Cittadini! Elettori! Presidenti di seggio! Scrutatori! Un mediocre politico potrebbe annunciare con retorica da comizio l'imminente fine della campagna elettorale più lunga della Repubblica che ha stremato partiti e istituzioni. Domenica prossima, 24 giugno, il ballottaggio delle amministrative chiuderà, almeno sulla carta, un ciclo durato poco più di due anni. Ogni tanto l'opinione pubblica fa bene a interrogarsi sulla mancanza di una democrazia compiuta, ma è altrettanto utile ricordare che dall'8 maggio del 2016 più o meno tutti gli italiani sono stati chiamati alle urne 13 volte tra elezioni politiche, comunali, regionali e referendum. Senza conteggiare i doppi turni alle amministrative delle ultime tre stagioni.
In ventiquattro mesi il soffio impetuoso della politica ha ridisegnato governi e assetti politici. Tutto nasce nel giugno di due anni fa, con l'avvio della campagna elettorale innescata dal referendum costituzionale del 4 dicembre che portò alla rovinosa caduta del governo Renzi-Boschi. Da quel momento è stato un continuo rimando alle urne successive, un cantiere infinito per tentare di creare nuovi assetti e schemi di potere. Per poi arrivare al big-bang del 4 marzo, che ha consegnato il governo a un asse sovran-populista scaturito dalle difficoltà numeriche del Parlamento e poi legittimato da un crescente coinvolgimento popolare.
In un Paese normale la propaganda sarebbe finita l'indomani o al massimo al momento della formazione dell'esecutivo. Non in Italia dove si è ancora votato in Molise (22 aprile), Friuli Venezia Giulia (29 aprile), Valle d'Aosta (20 maggio), Trentino Alto Adige (27 maggio) e in altri 783 comuni (10-24 giugno). Con un contorno di polemiche strumentali e soprattutto del mostruoso impegno elettorale dei frontmen di maggioranza Salvini e Di Maio che hanno frequentato più le piazze dei rispettivi ministeri.
Fino alle europee di maggio 2019, abbinate all'immancabile turno amministrativo, ci sarà una relativa pace; sono previste in autunno regionali in Trentino Alto Adige e in Basilicata.

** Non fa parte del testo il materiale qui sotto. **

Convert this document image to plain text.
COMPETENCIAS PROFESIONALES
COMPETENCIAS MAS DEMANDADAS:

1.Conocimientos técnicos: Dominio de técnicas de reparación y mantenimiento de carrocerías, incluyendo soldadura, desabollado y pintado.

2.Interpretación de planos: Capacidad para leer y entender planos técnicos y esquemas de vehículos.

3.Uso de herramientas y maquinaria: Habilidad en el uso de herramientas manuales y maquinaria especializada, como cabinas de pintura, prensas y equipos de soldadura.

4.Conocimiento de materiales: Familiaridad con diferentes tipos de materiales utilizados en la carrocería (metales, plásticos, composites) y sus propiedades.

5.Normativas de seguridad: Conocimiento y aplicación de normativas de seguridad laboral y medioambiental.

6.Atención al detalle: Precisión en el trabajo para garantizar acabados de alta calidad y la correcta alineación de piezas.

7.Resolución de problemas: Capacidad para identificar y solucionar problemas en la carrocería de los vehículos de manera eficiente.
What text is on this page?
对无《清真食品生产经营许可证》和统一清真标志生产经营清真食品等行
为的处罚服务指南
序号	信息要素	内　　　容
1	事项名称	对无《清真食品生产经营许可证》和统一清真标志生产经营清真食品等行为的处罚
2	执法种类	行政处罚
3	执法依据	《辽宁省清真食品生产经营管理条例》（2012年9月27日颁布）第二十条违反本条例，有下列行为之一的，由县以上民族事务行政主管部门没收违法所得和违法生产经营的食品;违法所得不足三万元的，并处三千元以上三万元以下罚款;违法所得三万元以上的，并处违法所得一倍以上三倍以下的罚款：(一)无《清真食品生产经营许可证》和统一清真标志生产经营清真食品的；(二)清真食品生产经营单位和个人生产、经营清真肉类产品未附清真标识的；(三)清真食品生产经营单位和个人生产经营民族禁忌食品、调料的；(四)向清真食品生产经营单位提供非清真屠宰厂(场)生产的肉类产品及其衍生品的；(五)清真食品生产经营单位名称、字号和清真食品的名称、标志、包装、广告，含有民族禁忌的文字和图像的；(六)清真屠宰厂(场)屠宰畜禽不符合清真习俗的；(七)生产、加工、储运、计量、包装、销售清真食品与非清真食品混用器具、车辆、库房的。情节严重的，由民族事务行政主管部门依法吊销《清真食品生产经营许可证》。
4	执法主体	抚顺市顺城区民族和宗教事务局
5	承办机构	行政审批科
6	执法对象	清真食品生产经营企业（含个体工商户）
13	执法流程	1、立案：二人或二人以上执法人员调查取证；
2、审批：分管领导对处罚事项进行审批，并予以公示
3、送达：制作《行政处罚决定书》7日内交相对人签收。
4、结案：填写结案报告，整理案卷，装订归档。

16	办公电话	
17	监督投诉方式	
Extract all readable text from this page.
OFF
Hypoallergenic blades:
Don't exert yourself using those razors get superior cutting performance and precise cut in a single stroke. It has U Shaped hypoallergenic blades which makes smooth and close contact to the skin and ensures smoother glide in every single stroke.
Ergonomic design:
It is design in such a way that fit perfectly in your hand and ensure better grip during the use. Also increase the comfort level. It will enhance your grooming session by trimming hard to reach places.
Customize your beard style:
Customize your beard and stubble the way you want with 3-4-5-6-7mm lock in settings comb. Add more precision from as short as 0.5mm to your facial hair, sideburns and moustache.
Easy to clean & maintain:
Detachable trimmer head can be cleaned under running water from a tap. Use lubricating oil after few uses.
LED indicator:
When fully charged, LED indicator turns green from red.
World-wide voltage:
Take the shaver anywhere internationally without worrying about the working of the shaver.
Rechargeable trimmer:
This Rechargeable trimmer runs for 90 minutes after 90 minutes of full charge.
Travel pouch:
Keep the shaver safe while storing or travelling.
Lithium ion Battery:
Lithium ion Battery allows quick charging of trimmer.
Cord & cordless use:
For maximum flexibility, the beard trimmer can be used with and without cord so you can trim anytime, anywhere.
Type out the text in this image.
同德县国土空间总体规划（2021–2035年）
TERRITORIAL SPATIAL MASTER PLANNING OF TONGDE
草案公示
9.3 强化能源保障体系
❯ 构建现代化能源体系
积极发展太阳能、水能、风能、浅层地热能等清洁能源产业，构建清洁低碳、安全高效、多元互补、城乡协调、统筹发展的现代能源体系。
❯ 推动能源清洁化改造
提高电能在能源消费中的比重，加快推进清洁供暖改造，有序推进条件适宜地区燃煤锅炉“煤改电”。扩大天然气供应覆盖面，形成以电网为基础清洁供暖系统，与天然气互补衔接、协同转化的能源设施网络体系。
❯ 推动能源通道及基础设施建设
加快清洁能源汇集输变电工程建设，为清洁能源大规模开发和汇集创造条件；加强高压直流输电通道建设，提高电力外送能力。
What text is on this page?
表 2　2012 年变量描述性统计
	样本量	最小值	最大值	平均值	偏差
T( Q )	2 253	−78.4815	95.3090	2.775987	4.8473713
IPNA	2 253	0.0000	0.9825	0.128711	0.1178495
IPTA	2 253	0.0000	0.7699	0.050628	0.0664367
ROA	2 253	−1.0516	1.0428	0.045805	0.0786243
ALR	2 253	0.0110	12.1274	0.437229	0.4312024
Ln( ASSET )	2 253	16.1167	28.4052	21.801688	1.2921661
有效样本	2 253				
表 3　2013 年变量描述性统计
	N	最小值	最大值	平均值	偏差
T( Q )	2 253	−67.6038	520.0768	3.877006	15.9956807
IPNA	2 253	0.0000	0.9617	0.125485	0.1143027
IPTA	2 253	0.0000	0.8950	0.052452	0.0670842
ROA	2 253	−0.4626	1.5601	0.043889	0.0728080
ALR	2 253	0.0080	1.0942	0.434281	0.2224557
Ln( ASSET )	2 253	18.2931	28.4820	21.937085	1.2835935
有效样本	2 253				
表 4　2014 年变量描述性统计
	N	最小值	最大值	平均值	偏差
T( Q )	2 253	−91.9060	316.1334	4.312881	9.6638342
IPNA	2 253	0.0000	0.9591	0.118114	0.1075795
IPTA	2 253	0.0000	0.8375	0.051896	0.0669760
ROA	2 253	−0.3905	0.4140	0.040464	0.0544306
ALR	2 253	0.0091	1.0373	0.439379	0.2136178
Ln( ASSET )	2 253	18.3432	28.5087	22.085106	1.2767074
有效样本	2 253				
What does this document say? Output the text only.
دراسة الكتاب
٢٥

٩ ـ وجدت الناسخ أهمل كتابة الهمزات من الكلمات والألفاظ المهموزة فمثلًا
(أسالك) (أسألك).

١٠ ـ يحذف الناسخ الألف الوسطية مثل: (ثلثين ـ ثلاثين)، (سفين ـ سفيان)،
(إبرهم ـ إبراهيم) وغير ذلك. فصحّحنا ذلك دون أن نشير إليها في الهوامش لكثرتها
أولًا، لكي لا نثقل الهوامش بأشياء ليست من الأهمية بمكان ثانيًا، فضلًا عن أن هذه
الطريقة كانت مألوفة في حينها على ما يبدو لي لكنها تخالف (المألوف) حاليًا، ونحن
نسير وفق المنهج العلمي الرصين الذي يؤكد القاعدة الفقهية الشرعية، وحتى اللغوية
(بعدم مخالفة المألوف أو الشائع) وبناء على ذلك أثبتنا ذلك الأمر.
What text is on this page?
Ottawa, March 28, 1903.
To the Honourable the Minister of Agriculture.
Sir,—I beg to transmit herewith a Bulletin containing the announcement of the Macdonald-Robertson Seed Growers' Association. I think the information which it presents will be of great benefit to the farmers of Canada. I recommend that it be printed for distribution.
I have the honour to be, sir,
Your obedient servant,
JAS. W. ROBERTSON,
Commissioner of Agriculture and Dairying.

Così da lunedì si aprirà un nuovo mondo, tutto da scoprire. Non ci sarà più l'alibi dei municipi da scalare o del punto in più di consenso da sottrarre ad avversari (M5s) o ad alleati (Lega). Sarà anzi l'occasione d'oro per archiviare la stagione di passaggio di un governo di lotta popolare che ha scelto la scorciatoia della democrazia diretta dei tweet e la presenza fisica nelle piazze. Ma in realtà pare difficile immaginare una rapida conversione ultra istituzionale di un esecutivo movimentista in cui il socio numericamente debole (la Lega) spera di invertire presto i rapporti di forza con elezioni anticipate.
Forse è solo un'illusione da pigri contare su una tregua che produca un'attività di governo depurata da demagogia e liti strumentali da talk show.Per tutti i partiti, entusiasti o riluttanti, le elezioni europee di maggio 2019 sono già cominciate ancora prima dei ballottaggi di Terni e Siena.